Add custom fields for your game state and group identical crashes into occurrence counts so you see scale and prioritize. Because a hand-rolled C++ game gives you no built-in crash visibility, this capture, combined with disciplined symbol management, is what turns the raw signals and stripped backtraces of native crashes into a clear, readable, prioritized list of the bugs your players are actually hitting, which is exactly the visibility C++ otherwise denies you.

Build symbolication into your release process

The discipline that makes C++ crash reporting work is tying symbols to build versions automatically in your build pipeline. Every time you produce a release build, archive its symbols against the version string the build reports in its crashes, so the two always match. If they drift, your reports for that build become unreadable, which is catastrophic precisely when a critical crash appears in a release you cannot symbolicate.

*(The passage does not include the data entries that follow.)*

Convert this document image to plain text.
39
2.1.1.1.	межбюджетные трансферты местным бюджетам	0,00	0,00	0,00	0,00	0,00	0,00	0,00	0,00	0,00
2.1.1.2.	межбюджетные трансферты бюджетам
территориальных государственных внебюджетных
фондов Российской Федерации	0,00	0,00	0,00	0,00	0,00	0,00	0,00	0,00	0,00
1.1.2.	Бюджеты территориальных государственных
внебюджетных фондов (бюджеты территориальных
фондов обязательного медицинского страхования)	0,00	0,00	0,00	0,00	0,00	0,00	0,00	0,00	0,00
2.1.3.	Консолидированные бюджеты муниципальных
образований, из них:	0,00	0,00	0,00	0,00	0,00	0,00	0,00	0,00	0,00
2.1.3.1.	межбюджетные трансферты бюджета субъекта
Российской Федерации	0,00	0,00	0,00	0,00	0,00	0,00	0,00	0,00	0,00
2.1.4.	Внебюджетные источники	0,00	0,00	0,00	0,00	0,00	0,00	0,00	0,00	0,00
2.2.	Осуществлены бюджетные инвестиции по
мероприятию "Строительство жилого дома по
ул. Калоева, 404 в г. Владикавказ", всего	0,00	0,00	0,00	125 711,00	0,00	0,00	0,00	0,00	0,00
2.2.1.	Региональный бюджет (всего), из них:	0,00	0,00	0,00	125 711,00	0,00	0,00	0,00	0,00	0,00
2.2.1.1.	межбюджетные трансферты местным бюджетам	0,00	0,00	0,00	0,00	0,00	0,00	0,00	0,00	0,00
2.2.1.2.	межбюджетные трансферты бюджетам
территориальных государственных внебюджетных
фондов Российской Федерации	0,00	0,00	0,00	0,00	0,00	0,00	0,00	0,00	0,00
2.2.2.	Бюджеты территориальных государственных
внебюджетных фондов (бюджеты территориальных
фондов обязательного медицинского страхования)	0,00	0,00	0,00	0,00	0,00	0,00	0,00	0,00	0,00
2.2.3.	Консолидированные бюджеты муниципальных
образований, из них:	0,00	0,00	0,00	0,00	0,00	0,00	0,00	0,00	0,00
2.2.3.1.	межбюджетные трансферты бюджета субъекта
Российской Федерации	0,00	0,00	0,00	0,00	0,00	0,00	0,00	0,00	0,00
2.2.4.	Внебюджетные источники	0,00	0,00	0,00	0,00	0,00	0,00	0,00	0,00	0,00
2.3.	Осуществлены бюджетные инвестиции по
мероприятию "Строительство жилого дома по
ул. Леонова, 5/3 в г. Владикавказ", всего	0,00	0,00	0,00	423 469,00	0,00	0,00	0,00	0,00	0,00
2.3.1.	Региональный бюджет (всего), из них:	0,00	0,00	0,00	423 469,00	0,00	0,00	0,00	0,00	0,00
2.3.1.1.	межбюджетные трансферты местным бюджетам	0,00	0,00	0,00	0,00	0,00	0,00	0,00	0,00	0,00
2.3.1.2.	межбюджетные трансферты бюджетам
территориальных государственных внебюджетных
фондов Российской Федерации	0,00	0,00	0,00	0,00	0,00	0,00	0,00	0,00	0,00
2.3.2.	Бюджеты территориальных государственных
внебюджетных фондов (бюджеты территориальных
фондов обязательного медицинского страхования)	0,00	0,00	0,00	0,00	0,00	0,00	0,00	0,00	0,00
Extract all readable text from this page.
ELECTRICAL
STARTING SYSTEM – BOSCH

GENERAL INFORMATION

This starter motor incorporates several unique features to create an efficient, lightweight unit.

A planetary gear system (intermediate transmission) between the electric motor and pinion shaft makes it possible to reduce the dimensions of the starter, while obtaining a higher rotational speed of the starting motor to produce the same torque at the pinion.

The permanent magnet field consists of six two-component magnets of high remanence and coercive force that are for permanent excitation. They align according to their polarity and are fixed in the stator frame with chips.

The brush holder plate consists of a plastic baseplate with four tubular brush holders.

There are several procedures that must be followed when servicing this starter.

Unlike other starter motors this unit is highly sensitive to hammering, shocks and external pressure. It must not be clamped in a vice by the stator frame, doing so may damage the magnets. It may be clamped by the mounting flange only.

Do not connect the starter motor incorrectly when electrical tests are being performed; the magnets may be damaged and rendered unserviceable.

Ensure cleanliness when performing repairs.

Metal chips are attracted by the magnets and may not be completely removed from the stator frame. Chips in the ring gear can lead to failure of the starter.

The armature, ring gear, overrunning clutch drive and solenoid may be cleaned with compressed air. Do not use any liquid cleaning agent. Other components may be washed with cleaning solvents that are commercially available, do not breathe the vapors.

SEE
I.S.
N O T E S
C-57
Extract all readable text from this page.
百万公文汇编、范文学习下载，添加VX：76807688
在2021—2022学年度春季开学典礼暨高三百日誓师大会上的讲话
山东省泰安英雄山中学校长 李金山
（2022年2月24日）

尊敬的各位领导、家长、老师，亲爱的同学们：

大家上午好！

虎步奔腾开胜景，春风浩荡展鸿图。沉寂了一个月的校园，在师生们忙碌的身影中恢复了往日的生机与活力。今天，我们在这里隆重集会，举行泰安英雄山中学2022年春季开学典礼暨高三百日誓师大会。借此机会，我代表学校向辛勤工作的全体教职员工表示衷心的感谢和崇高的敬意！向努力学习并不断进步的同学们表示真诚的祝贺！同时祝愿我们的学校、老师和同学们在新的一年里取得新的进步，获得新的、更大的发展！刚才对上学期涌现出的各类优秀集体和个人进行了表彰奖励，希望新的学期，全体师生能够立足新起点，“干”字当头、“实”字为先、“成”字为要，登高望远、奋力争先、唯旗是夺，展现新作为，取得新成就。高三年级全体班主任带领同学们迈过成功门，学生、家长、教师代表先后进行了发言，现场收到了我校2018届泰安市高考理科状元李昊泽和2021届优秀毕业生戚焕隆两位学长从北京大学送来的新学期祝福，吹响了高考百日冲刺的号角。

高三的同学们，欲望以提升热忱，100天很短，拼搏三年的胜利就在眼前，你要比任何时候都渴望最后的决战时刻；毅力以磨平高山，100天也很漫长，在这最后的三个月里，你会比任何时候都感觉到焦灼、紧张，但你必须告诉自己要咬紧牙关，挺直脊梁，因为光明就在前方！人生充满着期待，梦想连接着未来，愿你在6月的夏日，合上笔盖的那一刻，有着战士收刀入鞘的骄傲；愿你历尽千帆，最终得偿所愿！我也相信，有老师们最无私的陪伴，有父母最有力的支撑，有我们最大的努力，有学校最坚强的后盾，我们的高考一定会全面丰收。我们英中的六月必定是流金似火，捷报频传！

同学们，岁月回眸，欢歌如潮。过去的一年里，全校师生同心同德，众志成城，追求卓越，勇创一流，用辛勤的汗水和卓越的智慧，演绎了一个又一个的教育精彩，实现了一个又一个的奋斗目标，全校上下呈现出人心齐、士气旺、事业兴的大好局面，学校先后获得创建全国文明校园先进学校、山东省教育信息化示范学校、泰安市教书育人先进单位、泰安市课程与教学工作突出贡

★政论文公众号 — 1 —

Make symbol archival a non-negotiable checklist item in your release process, the same way you treat building the binary itself, because a crash reporting setup is only as good as your worst-archived build. For a custom C++ game where you have built all your own crash infrastructure, the symbols are the keystone, the piece that makes everything else readable, and keeping them reliably for every release is what ensures that when the inevitable critical native crash arrives from the field, you can actually see what it is and fix it.

C++ gives you no safety net, so build one: handlers to catch the crash, symbols to read it.